Casino Hille hat geschrieben: Neben deinen (auch sprachlich) großartigen Ausführungen zu dem Film, möchte ich noch darauf verweisen, dass Showgirls definitiv (ob man das dann mag oder nicht, ist eine andere Frage!) als Satire auf sexuelle Objektifizierung zu sehen ist. Zentral dafür ist ein Dialog des Films, den ich daher kurz zitieren möchte
Danke für die Blumen!
Ich sehe es auch so, dass die Objektifizierung einer der zentralen Aspekte ist. Das wird wie ich finde auch in meinem Showgirls-Lieblingszitat bestens wiedergespiegelt:
„First I get you used to the money, then I make you swallow.”
Und “schlucken” müssen ja nahezu alle Figuren auf die eine oder ander Weise.
Casino Hille hat geschrieben:Ich halte den Film für unterschätzt.
Ich denke das ist er auch fraglos, egal ob man ihn nun besonders gut findet oder unterm Strich als gescheitert ansieht. Aber generell unterschätzt ist er schon deswegen, da er gemeinhin lediglich auf den Exploitationpart reduziert wird. Obwohl Verhoeven wohl einer der intellektuellsten Filmemacher in Hollywood war, unterstellte ihm Kritik und Publikum eine reine Fleischbeschau ohne Hintergedanken „verbrochen“ zu haben. Wie ich ja bereits geschrieben habe tue auch ich mich bis heute damit schwer, seine Intention und teilweise auch den „Gehalt“ des Films zu erkennen bzw. zu destillieren in all der überzeichneten Extravaganz. Aber wenn man den Film mit offenen Augen und halbwegs wachem Geist anschaut lässt sich dies durchaus erkennen, unabhängig davon, ob nun gelungen oder nicht.
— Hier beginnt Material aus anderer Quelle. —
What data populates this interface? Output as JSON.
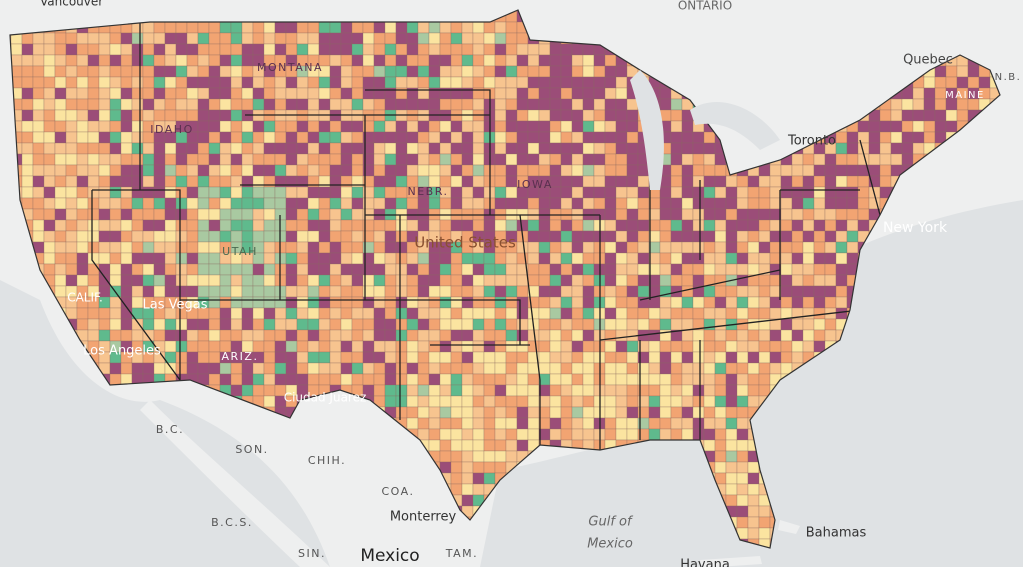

Die von dir und mir ebenfalls bereits angesprochene handwerkliche Qualität des Films lässt ihn wie ich finde eh über seinen Status als „Trash“ erhaben sein. Aber eigentlich ist das Schicksal des Films nicht wirklich verwunderlich, da Verhoeven es gerade in seiner Zeit in Hollywood sehr gut verstand den Tiefgang seiner Filme gut unter der ersten Zugangsebene zu verstecken, wodurch sein großer Erfolg erst möglich wurde (was aber auch zur Konsequenz hatte, dass vielen Liebhabern seiner Filme der Subtext komplett verborgen blieb, siehe Starship Troopers). In Showgirls ist das vermutlich sogar noch mehr der Fall aufgrund der bereits angesprochenen Tatsache, dass Vegas „in echt“ eben bereits maßlos überzeichnet ist. Verhoeven hatte wohl auch das Glück, in genau der richtigen Phase in Hollywood zu arbeiten, da zum einen die Ära der überlebensgroßen Actionstars und Filme ihm ermöglichten seine satirische Ader in vollen Zügen auszuleben und zum anderen er mit Carolco genau das richtige Studio im Rücken hatte, die seine Exzentrik bewusst und im ganz großen Rahmen förderte. Schwer vorstellbar, das jemand wie Verhoeven heutzutage in Hollywood noch den Status erreichen könnte, wo (vermeintliche) Kontrolle durch die Studios und Vorhersehbarkeit oberste Prioritäten sind.
Casino Hille hat geschrieben: Anatol, vielleicht ist dieser Artikel was für dich?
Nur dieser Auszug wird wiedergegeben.